Partition the input words according to the first letter; we can take at most one word from each. If we generate combinations of *k* of these groups, then for each such combination, we have a list of possibilities for the first, second etc. word in a valid output.

So, we can generate the Cartesian product of such a combination in order to get a bunch of candidates (where the first letter is guaranteed distinct), and then filter them to ensure the second letter is distinct as well.

Thus:

```
from itertools import combinations, product

def distinct_word_combinations(words, k):
    by_first_letter = {}
    for word in words:
        by_first_letter.setdefault(word[0], []).append(word)
    for first_letters in combinations(by_first_letter.keys(), k):
        word_lists = [by_first_letter[l] for l in first_letters]
        for candidate in product(*word_lists):
            if len({word[1] for word in candidate}) == len(candidate):
                yield candidate
```

Also notice the improved test for distinct letters in a given position: instead of doing O(N^2) comparisons, we build a `set` and check its length, which is O(N).

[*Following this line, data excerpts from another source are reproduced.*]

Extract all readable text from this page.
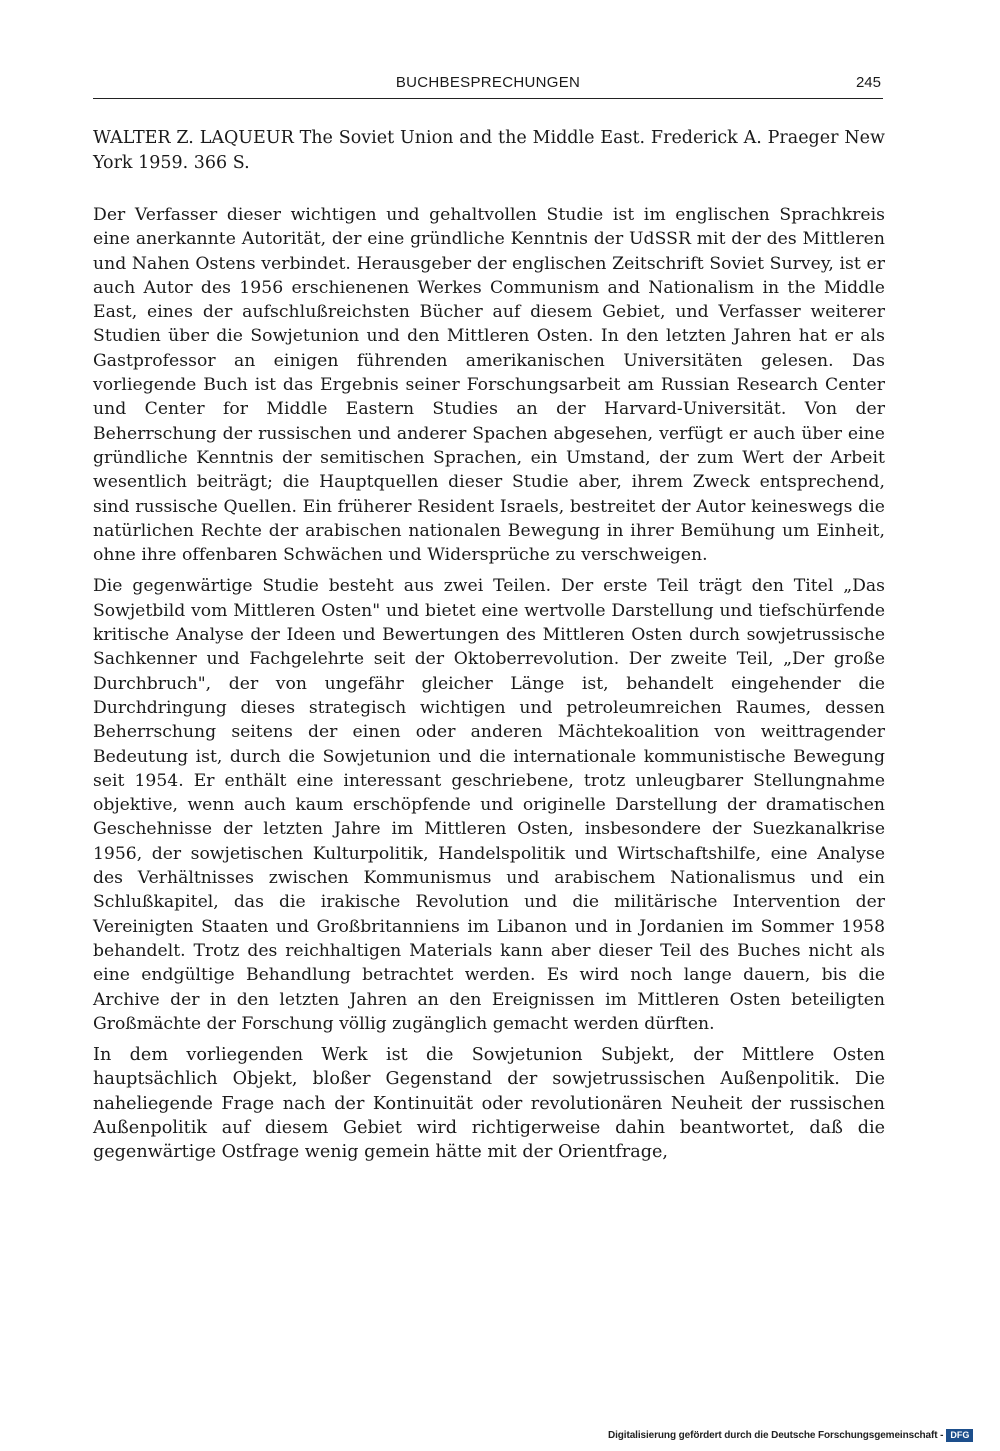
BUCHBESPRECHUNGEN	245
WALTER Z. LAQUEUR The Soviet Union and the Middle East. Frederick A. Praeger New York 1959. 366 S.

Der Verfasser dieser wichtigen und gehaltvollen Studie ist im englischen Sprachkreis eine anerkannte Autorität, der eine gründliche Kenntnis der UdSSR mit der des Mittleren und Nahen Ostens verbindet. Herausgeber der englischen Zeitschrift Soviet Survey, ist er auch Autor des 1956 erschienenen Werkes Communism and Nationalism in the Middle East, eines der aufschlußreichsten Bücher auf diesem Gebiet, und Verfasser weiterer Studien über die Sowjetunion und den Mittleren Osten. In den letzten Jahren hat er als Gastprofessor an einigen führenden amerikanischen Universitäten gelesen. Das vorliegende Buch ist das Ergebnis seiner Forschungsarbeit am Russian Research Center und Center for Middle Eastern Studies an der Harvard-Universität. Von der Beherrschung der russischen und anderer Spachen abgesehen, verfügt er auch über eine gründliche Kenntnis der semitischen Sprachen, ein Umstand, der zum Wert der Arbeit wesentlich beiträgt; die Hauptquellen dieser Studie aber, ihrem Zweck entsprechend, sind russische Quellen. Ein früherer Resident Israels, bestreitet der Autor keineswegs die natürlichen Rechte der arabischen nationalen Bewegung in ihrer Bemühung um Einheit, ohne ihre offenbaren Schwächen und Widersprüche zu verschweigen.

Die gegenwärtige Studie besteht aus zwei Teilen. Der erste Teil trägt den Titel „Das Sowjetbild vom Mittleren Osten" und bietet eine wertvolle Darstellung und tiefschürfende kritische Analyse der Ideen und Bewertungen des Mittleren Osten durch sowjetrussische Sachkenner und Fachgelehrte seit der Oktoberrevolution. Der zweite Teil, „Der große Durchbruch", der von ungefähr gleicher Länge ist, behandelt eingehender die Durchdringung dieses strategisch wichtigen und petroleumreichen Raumes, dessen Beherrschung seitens der einen oder anderen Mächtekoalition von weittragender Bedeutung ist, durch die Sowjetunion und die internationale kommunistische Bewegung seit 1954. Er enthält eine interessant geschriebene, trotz unleugbarer Stellungnahme objektive, wenn auch kaum erschöpfende und originelle Darstellung der dramatischen Geschehnisse der letzten Jahre im Mittleren Osten, insbesondere der Suezkanalkrise 1956, der sowjetischen Kulturpolitik, Handelspolitik und Wirtschaftshilfe, eine Analyse des Verhältnisses zwischen Kommunismus und arabischem Nationalismus und ein Schlußkapitel, das die irakische Revolution und die militärische Intervention der Vereinigten Staaten und Großbritanniens im Libanon und in Jordanien im Sommer 1958 behandelt. Trotz des reichhaltigen Materials kann aber dieser Teil des Buches nicht als eine endgültige Behandlung betrachtet werden. Es wird noch lange dauern, bis die Archive der in den letzten Jahren an den Ereignissen im Mittleren Osten beteiligten Großmächte der Forschung völlig zugänglich gemacht werden dürften.

In dem vorliegenden Werk ist die Sowjetunion Subjekt, der Mittlere Osten hauptsächlich Objekt, bloßer Gegenstand der sowjetrussischen Außenpolitik. Die naheliegende Frage nach der Kontinuität oder revolutionären Neuheit der russischen Außenpolitik auf diesem Gebiet wird richtigerweise dahin beantwortet, daß die gegenwärtige Ostfrage wenig gemein hätte mit der Orientfrage,

Digitalisierung gefördert durch die Deutsche Forschungsgemeinschaft - DFG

This doesn't do as good of a job of avoiding generating useless candidates; but in many ways it's the best of both worlds. Even for small *k* it's much faster:

```
>>> timeit.timeit("list(distinct_word_combinations(two, 3))", globals=globals(), number=1)
0.0022177270147949457
```

and it still does enough pruning to beat the recursive generator approach on this input for 8-word groups:

```
>>> timeit.timeit("list(distinct_word_combinations(two, 8))", globals=globals(), number=1)
0.030769726959988475
```

We can easily calculate how many combinations it considers for filtering:

```
from itertools import combinations
from math import prod

def candidate_count(words, k):
    result = 0
    by_first_letter = {}
    for word in words:
        by_first_letter[word[0]] = by_first_letter.get(word[0], 0) + 1
    for first_letters in combinations(by_first_letter.keys(), k):
        result += prod([by_first_letter[l] for l in first_letters])
    return result
```

We find that, for example, 23437 candidates are generated for *k*=4 (of which 9698 are valid), compared to 58905 for the brute force approach.

We can also comfortably handle egregious cases where the number of words requested is impossibly high (not enough symbols are used in the first position) - since `combinations(by_first_letter.keys(), k)` will promptly generate an empty sequence when `k > len(by_first_letter.keys())`.

Of course, the choice of the "key" position to use is arbitrary - for the *n*=2 case we could equally well group the input according to the *second* letter, generate candidates, and then make sure the *first* letter is distinct.